In contrast, the addition of 20-HETE to LNCaP cells grown in androgen-deprived media decreased cell apoptosis. However, the fact that neither HET0016 could abolish the anti-apoptotic effect of DHT, nor was the anti-apoptotic effect of 20-HETE per se of the same magnitude as the one elicited by DHT, suggests that the intracellular pathway, which involves 20-HETE, is not the only one triggered in DHT-induced protection from apoptosis.

Although 20-HETE has pro-apoptotic actions in cardiomyocytes, podocytes, and renal cells [52, 53], there is extensive evidence demonstrating anti-apoptotic action in lung tissue and pulmonary artery epithelial cells [34, 54, 55]. Thus, the interaction of pro- and anti-survival signaling pathways triggered by 20-HETE in different cell types is still not clear.

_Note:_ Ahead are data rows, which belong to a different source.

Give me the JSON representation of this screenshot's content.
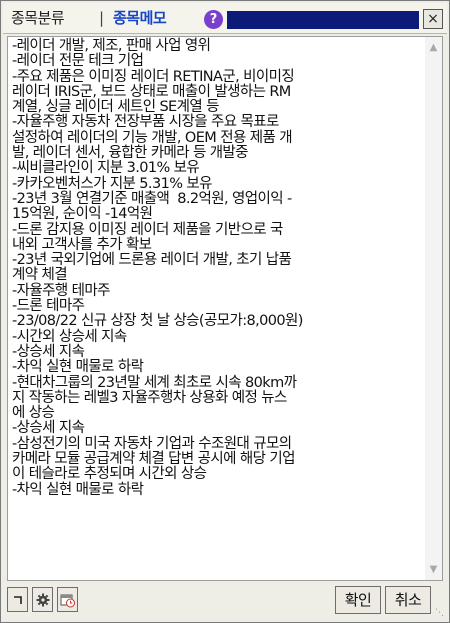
{
  "title_bar": {
    "tab_category": "종목분류",
    "separator": "|",
    "tab_memo": "종목메모",
    "help_glyph": "?",
    "close_glyph": "×"
  },
  "memo_lines": [
    "-레이더 개발, 제조, 판매 사업 영위",
    "-레이더 전문 테크 기업",
    "-주요 제품은 이미징 레이더 RETINA군, 비이미징",
    "레이더 IRIS군, 보드 상태로 매출이 발생하는 RM",
    "계열, 싱글 레이더 세트인 SE계열 등",
    "-자율주행 자동차 전장부품 시장을 주요 목표로",
    "설정하여 레이더의 기능 개발, OEM 전용 제품 개",
    "발, 레이더 센서, 융합한 카메라 등 개발중",
    "-씨비클라인이 지분 3.01% 보유",
    "-카카오벤처스가 지분 5.31% 보유",
    "-23년 3월 연결기준 매출액  8.2억원, 영업이익 -",
    "15억원, 순이익 -14억원",
    "-드론 감지용 이미징 레이더 제품을 기반으로 국",
    "내외 고객사를 추가 확보",
    "-23년 국외기업에 드론용 레이더 개발, 초기 납품",
    "계약 체결",
    "-자율주행 테마주",
    "-드론 테마주",
    "-23/08/22 신규 상장 첫 날 상승(공모가:8,000원)",
    "-시간외 상승세 지속",
    "-상승세 지속",
    "-차익 실현 매물로 하락",
    "-현대차그룹의 23년말 세계 최초로 시속 80km까",
    "지 작동하는 레벨3 자율주행차 상용화 예정 뉴스",
    "에 상승",
    "-상승세 지속",
    "-삼성전기의 미국 자동차 기업과 수조원대 규모의",
    "카메라 모듈 공급계약 체결 답변 공시에 해당 기업",
    "이 테슬라로 추정되며 시간외 상승",
    "-차익 실현 매물로 하락"
  ],
  "footer": {
    "ok_label": "확인",
    "cancel_label": "취소",
    "tool_icons": [
      "corner-bracket-icon",
      "gear-icon",
      "clock-calendar-icon"
    ]
  },
  "colors": {
    "memo_tab": "#1846c8",
    "help_badge": "#7a3fcf",
    "title_fill_bar": "#0c1a7a"
  }
}
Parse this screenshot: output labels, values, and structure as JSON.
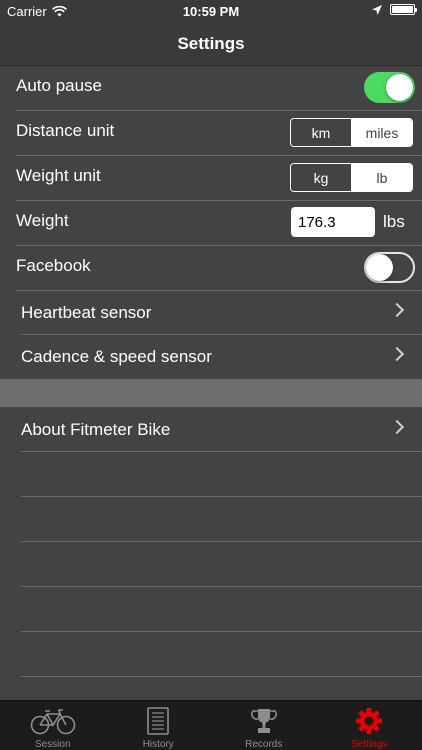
{
  "status_bar": {
    "carrier": "Carrier",
    "time": "10:59 PM"
  },
  "nav": {
    "title": "Settings"
  },
  "settings": {
    "auto_pause": {
      "label": "Auto pause",
      "on": true
    },
    "distance_unit": {
      "label": "Distance unit",
      "options": [
        "km",
        "miles"
      ],
      "selected": "miles"
    },
    "weight_unit": {
      "label": "Weight unit",
      "options": [
        "kg",
        "lb"
      ],
      "selected": "lb"
    },
    "weight": {
      "label": "Weight",
      "value": "176.3",
      "unit": "lbs"
    },
    "facebook": {
      "label": "Facebook",
      "on": false
    },
    "heartbeat_sensor": {
      "label": "Heartbeat sensor"
    },
    "cadence_sensor": {
      "label": "Cadence & speed sensor"
    },
    "about": {
      "label": "About Fitmeter Bike"
    }
  },
  "tabs": [
    {
      "label": "Session",
      "icon": "bicycle-icon"
    },
    {
      "label": "History",
      "icon": "notebook-icon"
    },
    {
      "label": "Records",
      "icon": "trophy-icon"
    },
    {
      "label": "Settings",
      "icon": "gear-icon",
      "active": true
    }
  ],
  "colors": {
    "toggle_on": "#4cd964",
    "active_tab": "#e40000",
    "background": "#434343"
  }
}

Most of the results discussed so far point to 20-HETE as a second messenger whose availability is necessary for the normal function of the androgen receptor. These findings along with the reduction of androgen receptor expression by HET0016 suggest an interplay between the expression and activity of 20-HETE-producing enzymes and the androgen receptor.

The lower expression of CYP4F2 in the presence of enzalutamide strongly points to an androgen receptor-mediated tonic regulation of CYP4F2 expression. However, although in our experimental conditions incubation with DHT failed to significantly increase CYP4F2 mRNA, an androgen-mediated CYP4F2 regulation at the transcriptional level cannot be ruled out. The increase in CYP4F2 protein, and in 20-HETE levels, by DHT suggests post-traductional CYP4F2 modifications by androgens, as previously described for other proteins [56]. In line, other authors have described that the expression of 20-hydroxylases in mouse and rat normal renal and prostatic tissues is increased by androgens [16, 57, 58]. Although analysis of the promoter region of CYP4F2 has not revealed a hormone response element, it has been reported that in human primary hepatocytes, as well as in HEPG2 cells, CYP4F2 transcription is mainly regulated by sterol regulatory element-binding proteins (SREBPs) [59].

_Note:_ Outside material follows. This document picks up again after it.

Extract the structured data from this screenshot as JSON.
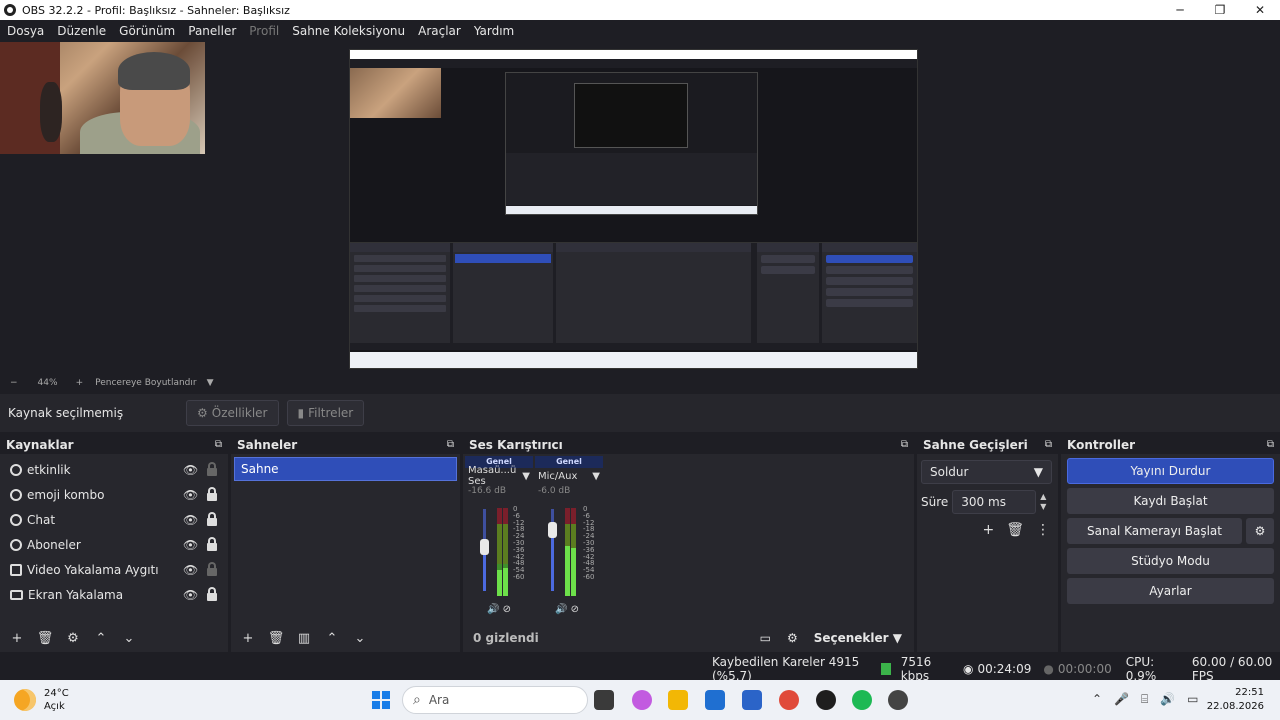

Ongoing studies will unravel the complex mechanisms that could be implicated in the interactions between 20-hydroxylases and the androgen receptor.

Clinically, understanding of these androgen receptor signaling pathways is important, as they may represent potential mechanisms of resistance to the androgen deprivation therapy. Androgen receptor antagonists including casodex and flutamide have no effect on non-genomic androgen receptor signaling, as evidenced by ERK phosphorylation in the presence of these drugs [60]. The mechanism by which most of prostate tumors acquire castration resistance after androgen deprivation therapy is still not completely understood, but recent evidence that even low levels of testosterone can activate the androgen receptor and its signaling cascade has led to the search for novel therapeutic strategies that specifically target members of the androgen receptor pathway [26, 61]. In this study, we revealed that 20-hydroxyeicosatetraenoic acid (20-HETE), a 20-hydroxylated arachidonic acid metabolite, is involved in androgen-mediated prostate tumor cell survival and may be potentially targetable in the development of novel agents to inhibit all forms of the androgen receptor signaling in prostate cancer.

Compliance with Ethical Standards

Conflict of Interest

The authors declare that they have no conflict of interest.